While I’d like to claim credit for the wisdom in this post, alas I cannot. One of Seven Sigma’s consultants (Daniel Wale) worked this one out and I thought that it was blog-worthy. Before I get into the issue and Daniel’s resolution, let me give you a bit of search engine theory 101 with a concept that I find is useful to help understand search optimisation.
Precision vs. recall
Each time a person searches for information, there is an underlying goal or intended outcome. While there has been considerable study of information seeking behaviours in academia and beyond, they boil down to three archetype scenarios.
- “I know exactly what I am looking for” – The user has a particular place in mind, either because they visited it in the past or because they assume it exists. This known as known item seeking, but is also referred to as navigational seeking or refinding.
- “I’m not sure what I am looking for but I’ll know it when I find it” – This is known as exploratory seeking and the purpose is to find information assumed to be available. This is characterised by
- - Looking for more than one answer
- - No expectation of a “right” answer
- - Open ended
- - Not necessarily knowing much about what is being looking for
- - Not being able to articulate what is being looked for
- “Gimme gimme gimme!” – A detailed research type search known as exhaustive seeking, leaving no stone unturned in topic exploration. This is characterised by;
- - Performing multiple searches
- - Expressing what is being looked for in many ways
Now among other things, each of these scenarios would require different search results to meet the information seeking need. For example: If you know what you are looking for, then you would likely prefer a small, highly accurate set of search results that has the desired result at the top of the list. Conversely if you are performing an exploratory or exhaustive search, you would likely prefer a greater number of results since any of them are potentially relevant to you.
In information retrieval, the terms precision and recall are used to measure search efficiency. Google’s Tim Bray put it well when he said “recall measures how well a search system finds what you want and precision measures how well it weeds out what you do not want”. Sometimes recall is just what the doctor ordered, whereas other times, precision is preferred.
The scenario and the issue…
That said, recently, Seven Sigma worked on a knowledgebase project for a large customer contact centre. The vast majority of the users of the system are customer centre operators who deal directly with all customer enquiries and have worked there for a long time. Thus most of the search behaviours are in the known item seeking category as they know the content pretty well – it is just that there is a lot of it. Additionally, picture yourself as one of those operators and then imagine the frustration a failed or time consuming search with an equally frustrated customer on the end of the phone and a growing queue of frustrated callers waiting their turn. In this scenario, search results need to be as precise as possible.
So what was the search related issue? In a nutshell, we forgot that the search crawler doesn’t differentiate between your pages content and items in your custom navigation. As a result, we had an issue where searches did not have adequate precision.

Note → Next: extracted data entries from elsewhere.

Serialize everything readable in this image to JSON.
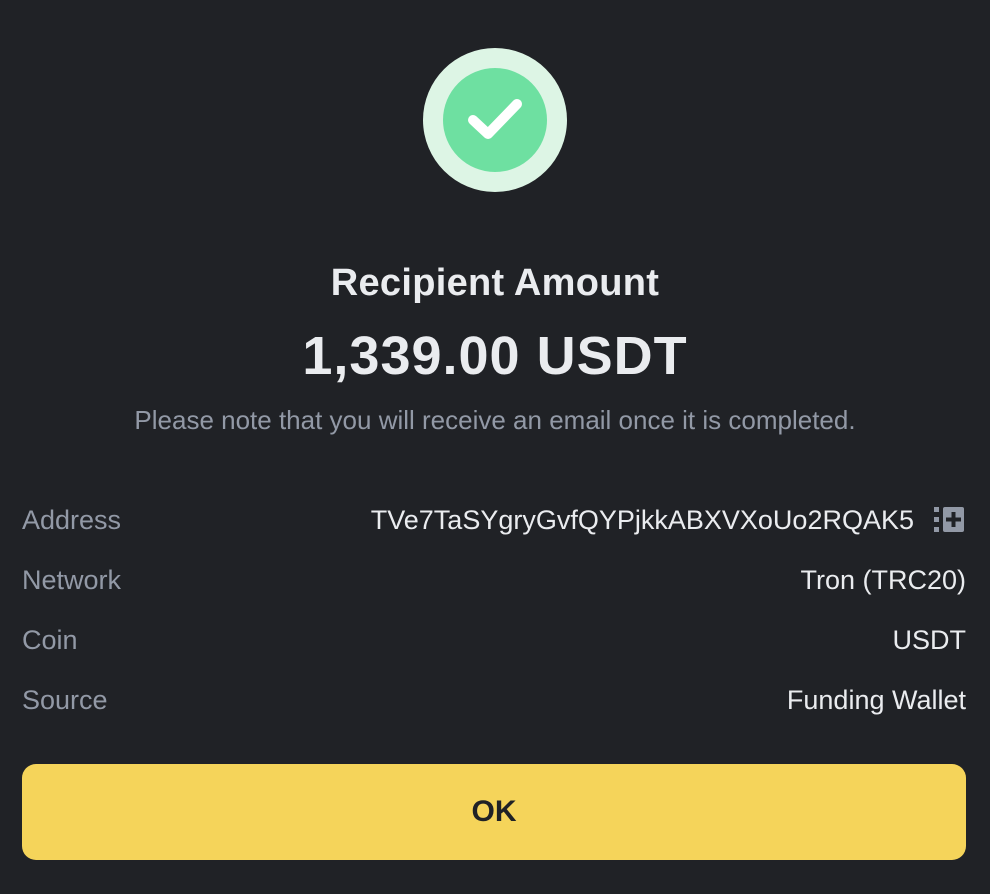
{
  "dialog": {
    "status_icon": "check-circle-icon",
    "title": "Recipient Amount",
    "amount": "1,339.00 USDT",
    "note": "Please note that you will receive an email once it is completed."
  },
  "details": [
    {
      "label": "Address",
      "value": "TVe7TaSYgryGvfQYPjkkABXVXoUo2RQAK5",
      "icon": "copy-icon"
    },
    {
      "label": "Network",
      "value": "Tron (TRC20)"
    },
    {
      "label": "Coin",
      "value": "USDT"
    },
    {
      "label": "Source",
      "value": "Funding Wallet"
    }
  ],
  "actions": {
    "ok_label": "OK"
  },
  "colors": {
    "background": "#202226",
    "primary_text": "#EAECEF",
    "secondary_text": "#9299A6",
    "success_outer": "#DDF5E5",
    "success_inner": "#6EE0A1",
    "button": "#F5D45A",
    "button_text": "#202226"
  }
}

To explain the problem, and the resolution, I’ll take a step back and let Daniel continue the story… Take it away Dan…
The knowledgebase that Paul described above contained thousands of articles, and when the search crawler accessed each article page, it also saw the titles of many other articles in the dynamic menu code embedded in the page. As a result, this content also got indexed. When you think about it, the search crawler can’t tell whether content is real content versus when it is a dynamic menu that drops down/slides out when you hover over the menu entry point. The result was that when users searched for any term that appeared in the mega menu, they would get back thousands of results (a match for every page) even when the “actual content” of the page doesn’t contain any references to the searched term.
There is a simple solution however, for controlling what the SharePoint search crawler indexes and what it ignores. SharePoint knows to exclude content that exists inside of <div> HTML tags that have the class noindex added to them. Eg
<div class=”menu noindex”> <ul> <li>Article 1</li> <li>Article 2</li> </ul> </div>
There is one really important thing to note however. If your <div class=”noindex”> contains a nested <div> tag that doesn’t contain the noindex class, everything inside of this inner <div> tag will be included by the crawler. For example:
<div class=”menu noindex”> <ul> <li>Article 1</li> <div class=”submenu”> <ul> <li>Article 1.1</li> <li>Article 1.2</li> </ul> </div> <li>Article 2</li> </ul> </div>
In the code above the nested <div> to surround the submenu items does not contain the noindex class. So the text “Article 1.1” and “Article 1.2” will be crawled, while the “Article 1” and “Article 2” text in the parent <div> will still be excluded.
Obviously the example above its greatly simplified and like our solution, your menu is possibly making use of a DataViewWebPart with an XSL transform building it out. It’s inside your XSL where you’ll need to include the <div> with the noindex class because the Web Part will generate its own <div> tags that will encapsulate your menu. (Use the browser Developer Tools and inspect the code that it inserts if you aren’t familiar with the code generated, you’ll find at least one <div> elements that is nested inside any <div class=”noindex”> you put around your web part thinking you were going to stop the custom menu being crawled).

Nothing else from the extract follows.